One of our incredible Ultimate Outsider families has recently completed their 10th tour of all of our South Carolina State Parks. As I see their updates on social media, I am always inspired by their effort to do or see something new when they visit. It is easy to fall in love with certain parts of a park and visit those sites or places every time you go. I have favorite trees, spots and views at many parks and always try to catch a glimpse of them when visiting. What I find more exciting, though, is those new discoveries at a place I have been many times before. 

There are some unique histories, stories and locations in our state parks. As a Regional Chief for so many years, I felt like the parks I helped manage had shared all their secrets with me. Now, when I visit and a park manager can show me something I have never seen before, I get excited. On a recent visit to Redcliffe Plantation, the new manager created several of those moments for me. As I entered the visitor center, I immediately saw an old microfiche machine in the corner that had been donated to the park from a local library. The park already had the microfiche records of the plantation and now they were sharing these original documents with visitors and researchers. How cool is that? While touring the outbuildings and house, the manager shared some of her new and exciting ideas for interpretation and management of the site, something I always love to hear. Inside the house though is where she really surprised me.  
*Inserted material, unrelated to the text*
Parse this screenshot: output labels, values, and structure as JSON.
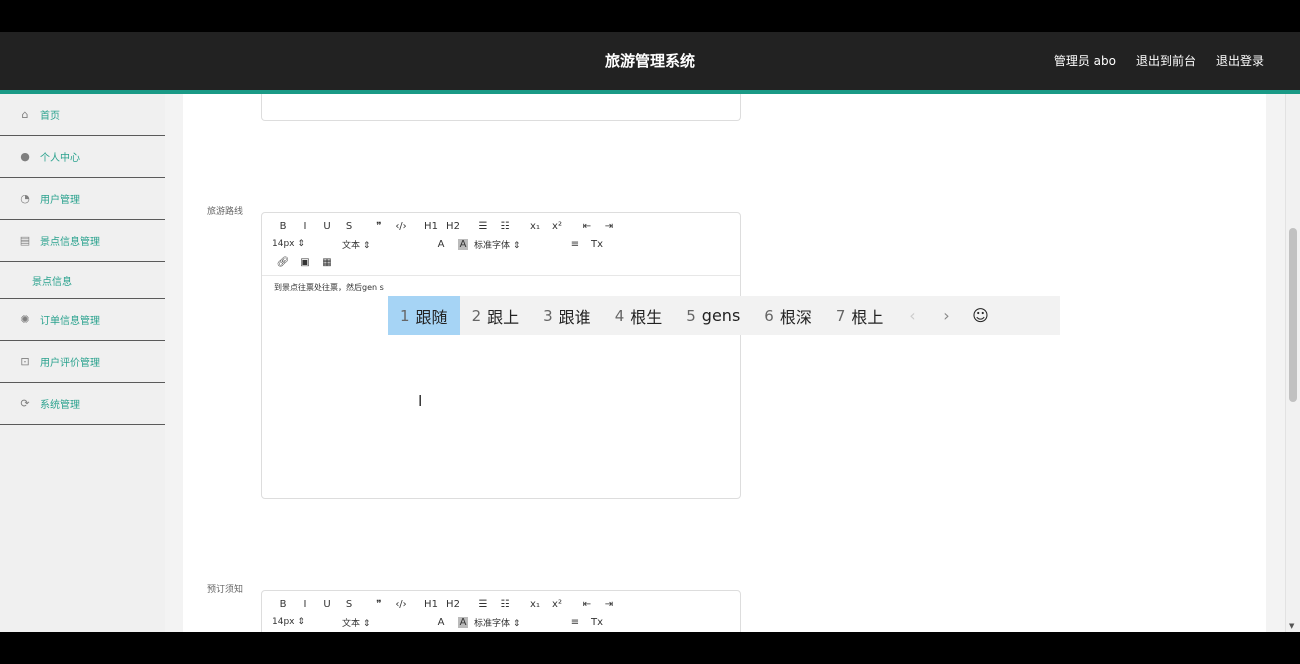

I have been inside the house at Redcliffe looking at artifacts and the structure, or the building, easily more than 100 different times throughout the years. From the initials carved in the library windowpane, notes inside certain books and stories about the family and collection, I thought I had heard and seen it all. As we went into the attic, part of the behind-the-scenes tour, she showed me something I had never seen before. There on the exposed bricks were two fingerprints left over from the making of and construction of the mansion; fingerprints likely left by people enslaved on the property. A connection not only to the past but to a person who was a part of history. I left inspired and awed at the responsibility we have to protect and tell the stories of these special places. 
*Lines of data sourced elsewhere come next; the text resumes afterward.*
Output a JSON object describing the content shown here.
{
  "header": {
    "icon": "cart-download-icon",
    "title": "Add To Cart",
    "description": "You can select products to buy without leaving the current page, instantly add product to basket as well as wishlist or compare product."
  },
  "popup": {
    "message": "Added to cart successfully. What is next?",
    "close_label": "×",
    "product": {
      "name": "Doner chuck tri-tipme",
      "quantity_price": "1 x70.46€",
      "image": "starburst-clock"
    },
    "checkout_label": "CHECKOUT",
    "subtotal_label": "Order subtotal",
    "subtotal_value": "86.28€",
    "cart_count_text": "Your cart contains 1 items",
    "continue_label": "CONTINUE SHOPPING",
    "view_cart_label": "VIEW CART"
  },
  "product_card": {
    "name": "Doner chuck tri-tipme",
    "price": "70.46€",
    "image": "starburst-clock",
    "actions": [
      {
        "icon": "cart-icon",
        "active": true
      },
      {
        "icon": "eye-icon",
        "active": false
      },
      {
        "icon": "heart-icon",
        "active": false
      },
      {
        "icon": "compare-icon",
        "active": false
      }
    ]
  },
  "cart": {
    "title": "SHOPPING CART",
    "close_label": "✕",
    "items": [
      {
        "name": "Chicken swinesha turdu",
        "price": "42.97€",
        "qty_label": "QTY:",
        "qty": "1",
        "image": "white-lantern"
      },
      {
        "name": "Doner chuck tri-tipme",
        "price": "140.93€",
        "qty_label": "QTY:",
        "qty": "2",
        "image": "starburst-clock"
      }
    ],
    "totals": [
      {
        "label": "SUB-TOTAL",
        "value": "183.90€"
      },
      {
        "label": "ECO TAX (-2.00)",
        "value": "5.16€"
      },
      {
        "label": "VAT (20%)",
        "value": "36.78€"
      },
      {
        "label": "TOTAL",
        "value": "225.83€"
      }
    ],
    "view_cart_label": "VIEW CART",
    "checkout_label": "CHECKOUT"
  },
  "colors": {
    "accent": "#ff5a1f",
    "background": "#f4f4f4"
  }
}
So, as I tour parks this year, I hope to find something new in the parks I have visited so many times before. As you explore, maybe you can find some new things too. Have you seen the two-story outhouse? The road Herbert Hoover traveled to visit a park, or the monument used to map the coast? How about the tree carved into rock above a fireplace or the CCC signs made of concrete? Have you read about the road that was supposedly routed by a pig, the weathervane shaped like fruit, or the building made from coquina stone? There are so many cool things to find in our parks, and I cannot wait to see what new things I can see this year. So, if you think you cannot find anything new after your 10th or 100th visit-- think again. 

Center of picture is a thumbprint in the brick.